Afterland is imaginative and timely. Like the best of her work, it is not easily compared to anything else and draws together so many genres and elements, embracing horror, crime, fantasy, noir and sci-fi all at once. Regardless of its genre, it’s Beukes’ captivating invention at its very finest.

Read an extract here.

Previous Novels:

 

Moxyland (2008)

A futuristic techno-conspiracy set in a fully possible corporate dystopia, Moxyland follows individuals whose online existences are just as important as their physical lives, if not more so.

Featuring a tough tech-activist, an ambitious artist stuck in a damaging sponsorship deal, an obsessive vlogger and a rogue hacker out to beat her parent company, Moxyland hinges on the collision of these contrasting lives and the struggles spawned by a corporate-apartheid government.

It’s brimming with intriguing and unsettlingly plausible ideas.

 

 

Zoo City (2010)

A “phatasmagorical noir” set in a magical, alternate Johannesburg, Zoo City tells the tale of a population cursed to carry the weight of their past sins, in the form of an animal, on their backs as they navigate a ghetto-esque land of drugs, sex, scams, dark magic and brutality. There’s a certain His Dark Materials quality to it, but it is distinctly, grippingly urban and ultra-modern.

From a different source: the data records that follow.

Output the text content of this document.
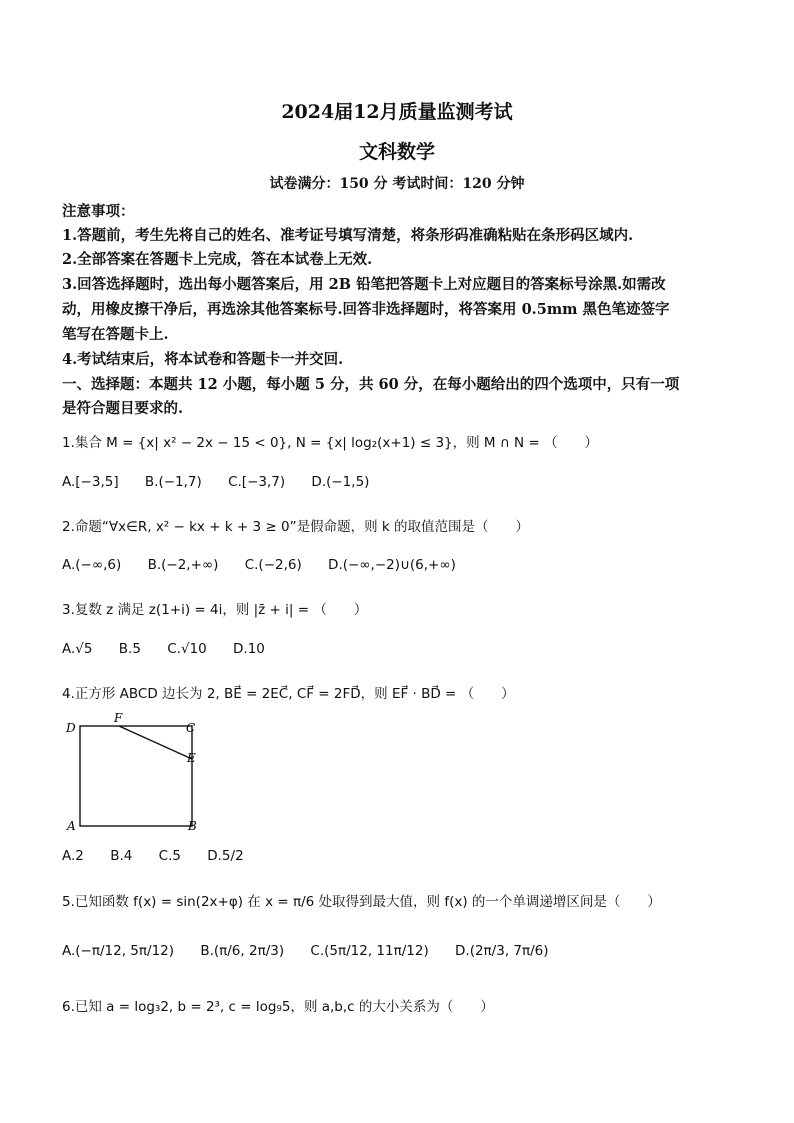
2024届12月质量监测考试
文科数学
试卷满分：150 分 考试时间：120 分钟
注意事项：
1.答题前，考生先将自己的姓名、准考证号填写清楚，将条形码准确粘贴在条形码区域内.
2.全部答案在答题卡上完成，答在本试卷上无效.
3.回答选择题时，选出每小题答案后，用 2B 铅笔把答题卡上对应题目的答案标号涂黑.如需改
动，用橡皮擦干净后，再选涂其他答案标号.回答非选择题时，将答案用 0.5mm 黑色笔迹签字
笔写在答题卡上.
4.考试结束后，将本试卷和答题卡一并交回.
一、选择题：本题共 12 小题，每小题 5 分，共 60 分，在每小题给出的四个选项中，只有一项
是符合题目要求的.
1.集合 M = {x| x² − 2x − 15 < 0}, N = {x| log₂(x+1) ≤ 3}，则 M ∩ N = （　　）
A.[−3,5] B.(−1,7) C.[−3,7) D.(−1,5)
2.命题“∀x∈R, x² − kx + k + 3 ≥ 0”是假命题，则 k 的取值范围是（　　）
A.(−∞,6) B.(−2,+∞) C.(−2,6) D.(−∞,−2)∪(6,+∞)
3.复数 z 满足 z(1+i) = 4i，则 |z̄ + i| = （　　）
A.√5 B.5 C.√10 D.10
4.正方形 ABCD 边长为 2, BE⃗ = 2EC⃗, CF⃗ = 2FD⃗，则 EF⃗ · BD⃗ = （　　）
D	C
A	B
F
E
A.2 B.4 C.5 D.5/2
5.已知函数 f(x) = sin(2x+φ) 在 x = π/6 处取得到最大值，则 f(x) 的一个单调递增区间是（　　）
A.(−π/12, 5π/12) B.(π/6, 2π/3) C.(5π/12, 11π/12) D.(2π/3, 7π/6)
6.已知 a = log₃2, b = 2³, c = log₉5，则 a,b,c 的大小关系为（　　）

At the centre is Zinzi, a scam-artist with a particular penchant for finding lost things. When she is hired by an eccentric music producer to find a missing young pop star, Zinzi smells her first real chance to escape Zoo City, but the case only leads her deeper into the forbidding slums and criminal underclass, forcing twisted and often magical confrontations with the past – her own included.

 

 

The Shining Girls (2013)

A serial killer thriller unlike any other, The Shining Girls, takes a relatively standard hunter-hunted format and flips it, jaw-droppingly, on its head… and then some. Combining time-travelling paradoxes with hard-nosed detective work and truly disturbing psychology this is one of the most original novels you are likely to come across.

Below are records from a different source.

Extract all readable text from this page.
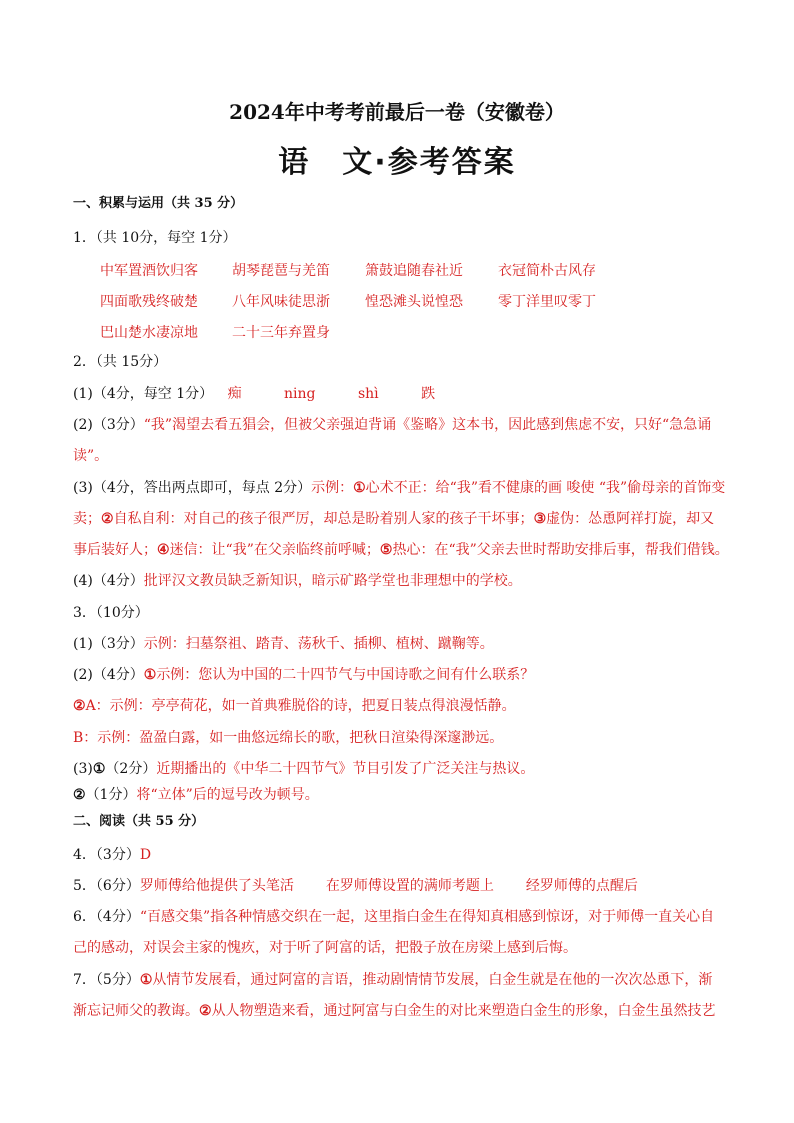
2024年中考考前最后一卷（安徽卷）
语　文·参考答案
一、积累与运用（共 35 分）
1．（共 10分，每空 1分）
中军置酒饮归客 胡琴琵琶与羌笛	箫鼓追随春社近	衣冠简朴古风存
四面歌残终破楚 八年风味徒思浙	惶恐滩头说惶恐	零丁洋里叹零丁
巴山楚水凄凉地 二十三年弃置身
2．（共 15分）
(1)（4分，每空 1分） 痴	ning	shì	跌
(2)（3分）“我”渴望去看五猖会，但被父亲强迫背诵《鉴略》这本书，因此感到焦虑不安，只好“急急诵
读”。
(3)（4分，答出两点即可，每点 2分）示例：①心术不正：给“我”看不健康的画 唆使 “我”偷母亲的首饰变
卖；②自私自利：对自己的孩子很严厉，却总是盼着别人家的孩子干坏事；③虚伪：怂恿阿祥打旋，却又
事后装好人；④迷信：让“我”在父亲临终前呼喊；⑤热心：在“我”父亲去世时帮助安排后事，帮我们借钱。
(4)（4分）批评汉文教员缺乏新知识，暗示矿路学堂也非理想中的学校。
3．（10分）
(1)（3分）示例：扫墓祭祖、踏青、荡秋千、插柳、植树、蹴鞠等。
(2)（4分）①示例：您认为中国的二十四节气与中国诗歌之间有什么联系？
②A：示例：亭亭荷花，如一首典雅脱俗的诗，把夏日装点得浪漫恬静。
B：示例：盈盈白露，如一曲悠远绵长的歌，把秋日渲染得深邃渺远。
(3)①（2分）近期播出的《中华二十四节气》节目引发了广泛关注与热议。
②（1分）将“立体”后的逗号改为顿号。
二、阅读（共 55 分）
4．（3分）D
5．（6分）罗师傅给他提供了头笔活 在罗师傅设置的满师考题上 经罗师傅的点醒后
6．（4分）“百感交集”指各种情感交织在一起，这里指白金生在得知真相感到惊讶，对于师傅一直关心自
己的感动，对误会主家的愧疚，对于听了阿富的话，把骰子放在房梁上感到后悔。
7．（5分）①从情节发展看，通过阿富的言语，推动剧情情节发展，白金生就是在他的一次次怂恿下，渐
渐忘记师父的教诲。②从人物塑造来看，通过阿富与白金生的对比来塑造白金生的形象，白金生虽然技艺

In 1931, in Chicago, Harper Curtis, a drifter concealing an inner sickness, stumbles upon a doorway to other times. Through this portal he traverses the years, seeking out and murdering the girls who shine brightest, who have the most brilliant spark, just as he always has. But sometime in the 90’s he leaves one of them alive and she, this impossible survivor, now leads the hunt to find Curtis and put a stop to this perpetual cycle.

 

 

Broken Monsters (2014)

Broken Monsters takes place at the warped intersection of art, social media and brutal perversity. It begins with the discovery of an unspeakable body – half-deer, half human boy – and plunges from there into a world so utterly broken that dismembered and reconfigured corpses seem like a natural product… and some promote them as art.

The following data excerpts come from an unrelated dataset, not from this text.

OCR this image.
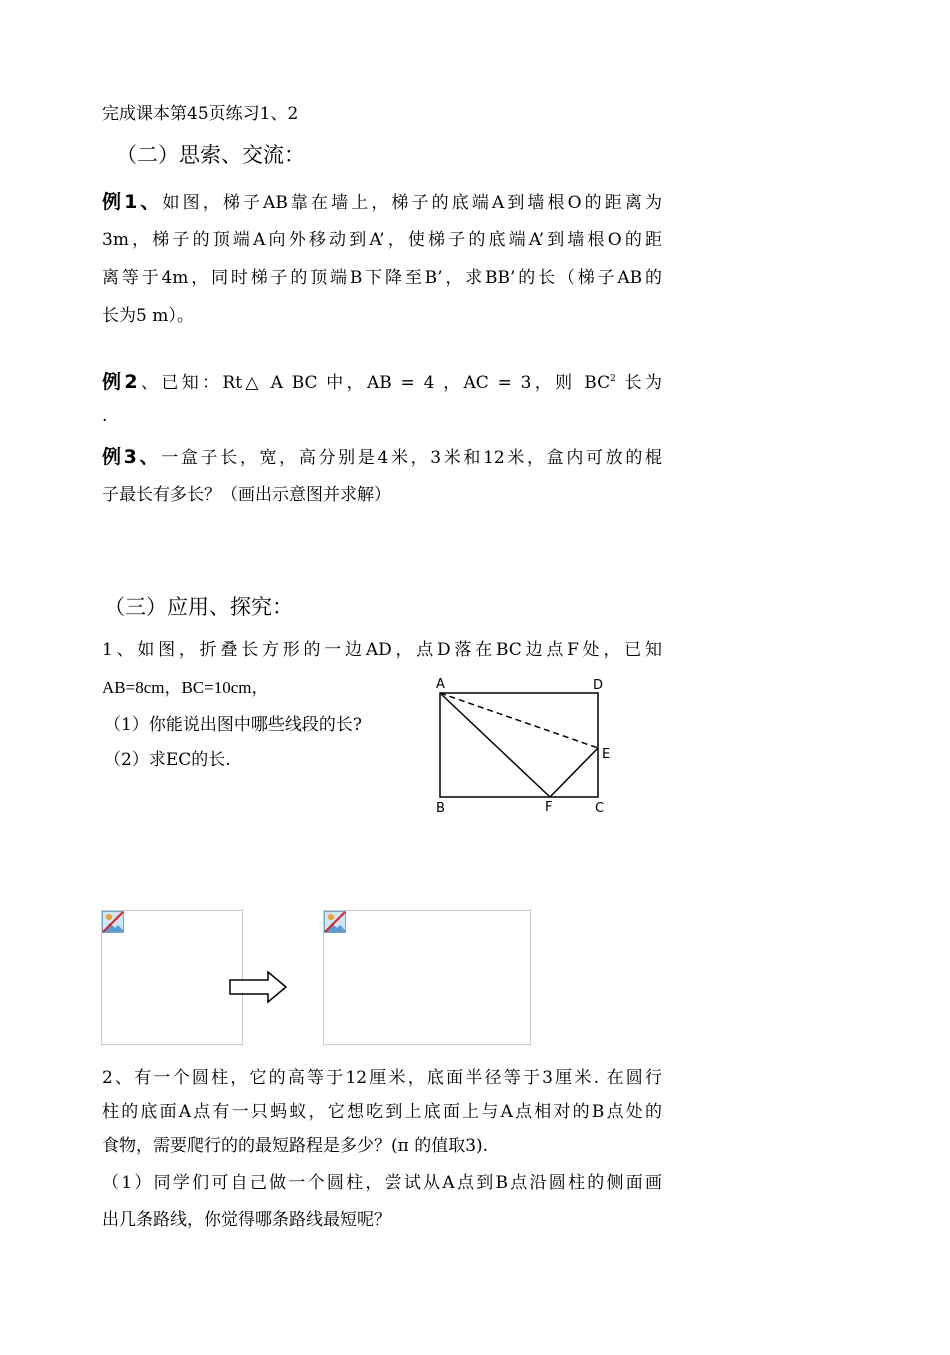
完成课本第45页练习1、2
（二）思索、交流：
例1、如图，梯子AB靠在墙上，梯子的底端A到墙根O的距离为
3m，梯子的顶端A向外移动到A’，使梯子的底端A’到墙根O的距
离等于4m，同时梯子的顶端B下降至B’，求BB’的长（梯子AB的
长为5 m）。
例2、已知：Rt△ A BC 中，AB = 4 ，AC = 3，则 $BC^2$ 长为
.
例3、一盒子长，宽，高分别是4米，3米和12米，盒内可放的棍
子最长有多长？（画出示意图并求解）
（三）应用、探究：
1、如图，折叠长方形的一边AD，点D落在BC边点F处，已知
AB=8cm，BC=10cm，
（1）你能说出图中哪些线段的长?
（2）求EC的长.
A	D
E
B	F	C
2、有一个圆柱，它的高等于12厘米，底面半径等于3厘米. 在圆行
柱的底面A点有一只蚂蚁，它想吃到上底面上与A点相对的B点处的
食物，需要爬行的的最短路程是多少？(π 的值取3).
（1）同学们可自己做一个圆柱，尝试从A点到B点沿圆柱的侧面画
出几条路线，你觉得哪条路线最短呢？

It’s another compelling contemporary mystery infused with deep moodiness and paranormal/sci-fi invention. Something is always distinctly wrong with a world that can produce such a twisted killer, but in Broken Monsters things are more horrifically wrong than anybody could imagine.

 

 

 

Slipping

A collection of short stories and other writings, Slipping showcases Beukes’ diverse output by featuring the high-concept science fiction for which she is well known alongside pieces more realistic and introspective. Architecture and runaway art installations, biohazards, social injustice, personal relationships, magic and perversity; from the humorous to the sad, from the sensitive to the shocking Slipping highlights just how boundless Beukes’ writing can be, and how inevitable eloquent and intelligent it always is.